S’il obéit à des questions de rentabilité pour les ventes de valeur moyenne ainsi que de fluidité du stockage, le choix fait par Ader semble aussi faire écho à la récente ouverture du capital de Drouot à plusieurs fonds d’investissement français, une première dans l’histoire du groupe. Même si certains observateurs soulignent que l’inauguration de la salle rue de la Grange-Batelière survient moins d’un an après le vote validant l’ouverture du capital de Drouot, en juin 2023, et devait donc être déjà dans les tuyaux…
David Nordmann avait fait partie des farouches opposants à cette décision avec notamment De Baecque et Millon. Et de confier son inquiétude. « Aujourd’hui, l’affectio societatis avec Drouot a changé, explique-t-il. Avant, il fallait nécessairement être actionnaire de Drouot pour en être l’utilisateur. Ce n’est plus le cas ». Et de poursuivre : « En outre, Drouot est devenu une société qui a pour vocation de gagner de l’argent, et plus seulement une entreprise de services au bénéfice des commissaires-priseurs, dont les bénéfices étaient réinjectés en circuit fermé. Nous devons être vigilants sur ce que les nouveaux actionnaires voudront faire de Drouot ». Iront-ils un jour, comme David Nordmann le suppute, jusqu’à lancer des salles des ventes siglées Drouot ?
En attendant, quel sera l’impact de cette défection pour Drouot ? Son président, le commissaire-priseur Alexandre Giquello, l’estime à « entre 15 et 20 % du produit des ventes d’Ader qui seraient donc réalisées en dehors de Drouot, soit autour de 10 millions d’euros ». Les plus petites maisons d’enchères restent, elles, très dépendantes de l’Hôtel des ventes, qui s’est aussi ouvert aux commissaires-priseurs de province, pour qui l’assouplissement des règles d’admission à Drouot représente une aubaine.
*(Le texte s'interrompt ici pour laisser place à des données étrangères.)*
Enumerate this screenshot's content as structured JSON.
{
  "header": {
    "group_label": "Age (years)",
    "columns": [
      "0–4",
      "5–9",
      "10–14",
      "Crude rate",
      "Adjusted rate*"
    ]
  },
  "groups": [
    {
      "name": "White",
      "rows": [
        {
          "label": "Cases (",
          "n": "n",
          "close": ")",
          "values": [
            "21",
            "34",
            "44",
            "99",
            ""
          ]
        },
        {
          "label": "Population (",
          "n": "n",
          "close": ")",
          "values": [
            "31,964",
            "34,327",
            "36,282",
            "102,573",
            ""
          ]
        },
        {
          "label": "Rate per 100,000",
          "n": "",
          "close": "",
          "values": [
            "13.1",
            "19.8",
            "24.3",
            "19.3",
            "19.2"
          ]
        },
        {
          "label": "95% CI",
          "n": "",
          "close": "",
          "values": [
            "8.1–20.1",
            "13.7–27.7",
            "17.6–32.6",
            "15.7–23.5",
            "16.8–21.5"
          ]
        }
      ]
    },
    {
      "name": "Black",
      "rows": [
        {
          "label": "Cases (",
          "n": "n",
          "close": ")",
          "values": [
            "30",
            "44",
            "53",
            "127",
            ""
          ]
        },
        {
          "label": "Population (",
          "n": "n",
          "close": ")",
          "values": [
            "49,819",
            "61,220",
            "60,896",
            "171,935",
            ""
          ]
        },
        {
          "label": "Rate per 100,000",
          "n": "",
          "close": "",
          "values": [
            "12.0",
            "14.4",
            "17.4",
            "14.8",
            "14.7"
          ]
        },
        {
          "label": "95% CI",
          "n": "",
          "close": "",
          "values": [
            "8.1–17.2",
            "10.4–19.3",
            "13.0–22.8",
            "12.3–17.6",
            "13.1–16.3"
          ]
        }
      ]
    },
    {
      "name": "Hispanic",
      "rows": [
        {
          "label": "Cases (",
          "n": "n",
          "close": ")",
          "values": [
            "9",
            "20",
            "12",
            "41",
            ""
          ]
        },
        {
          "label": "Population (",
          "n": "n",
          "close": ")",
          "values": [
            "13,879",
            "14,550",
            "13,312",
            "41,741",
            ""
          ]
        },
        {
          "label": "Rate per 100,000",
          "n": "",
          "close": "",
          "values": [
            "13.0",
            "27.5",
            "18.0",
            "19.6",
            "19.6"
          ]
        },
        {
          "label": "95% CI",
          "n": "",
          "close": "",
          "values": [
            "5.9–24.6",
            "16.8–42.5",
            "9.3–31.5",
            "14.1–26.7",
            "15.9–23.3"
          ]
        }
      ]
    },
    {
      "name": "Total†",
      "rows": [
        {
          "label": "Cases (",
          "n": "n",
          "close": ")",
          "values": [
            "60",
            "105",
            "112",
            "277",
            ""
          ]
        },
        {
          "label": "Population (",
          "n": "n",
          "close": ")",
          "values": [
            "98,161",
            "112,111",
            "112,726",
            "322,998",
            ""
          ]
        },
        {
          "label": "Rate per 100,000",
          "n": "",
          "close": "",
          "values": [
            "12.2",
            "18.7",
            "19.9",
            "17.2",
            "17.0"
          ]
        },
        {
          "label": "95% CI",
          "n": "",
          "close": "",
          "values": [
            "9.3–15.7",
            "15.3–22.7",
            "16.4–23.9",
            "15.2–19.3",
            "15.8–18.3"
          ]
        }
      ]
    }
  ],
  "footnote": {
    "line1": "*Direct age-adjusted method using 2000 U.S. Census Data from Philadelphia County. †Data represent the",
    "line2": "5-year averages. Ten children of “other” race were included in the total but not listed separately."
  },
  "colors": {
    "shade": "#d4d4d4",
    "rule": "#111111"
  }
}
Pour Alexandre Giquello, l’une des forces du lieu reste sa fréquentation : il n’est en effet pas rare que des visiteurs venus enchérir dans une vente jettent un œil aux autres vacations organisées le même jour, et y participent. « Des clients qui n’étaient pas prévus », souligne le président de Drouot. Quant aux angoisses d’une partie des commissaires-priseurs, ce dernier se veut rassurant : « Comment peut-on dire ce qui va se passer ?, dit-il. D’autant que 70 % des parts restent entre les mains des commissaires-priseurs, et que selon le règlement établi, les actionnaires du groupe B – les investisseurs – ne peuvent pas racheter les parts du groupe A, celui des commissaires-priseurs actionnaires ».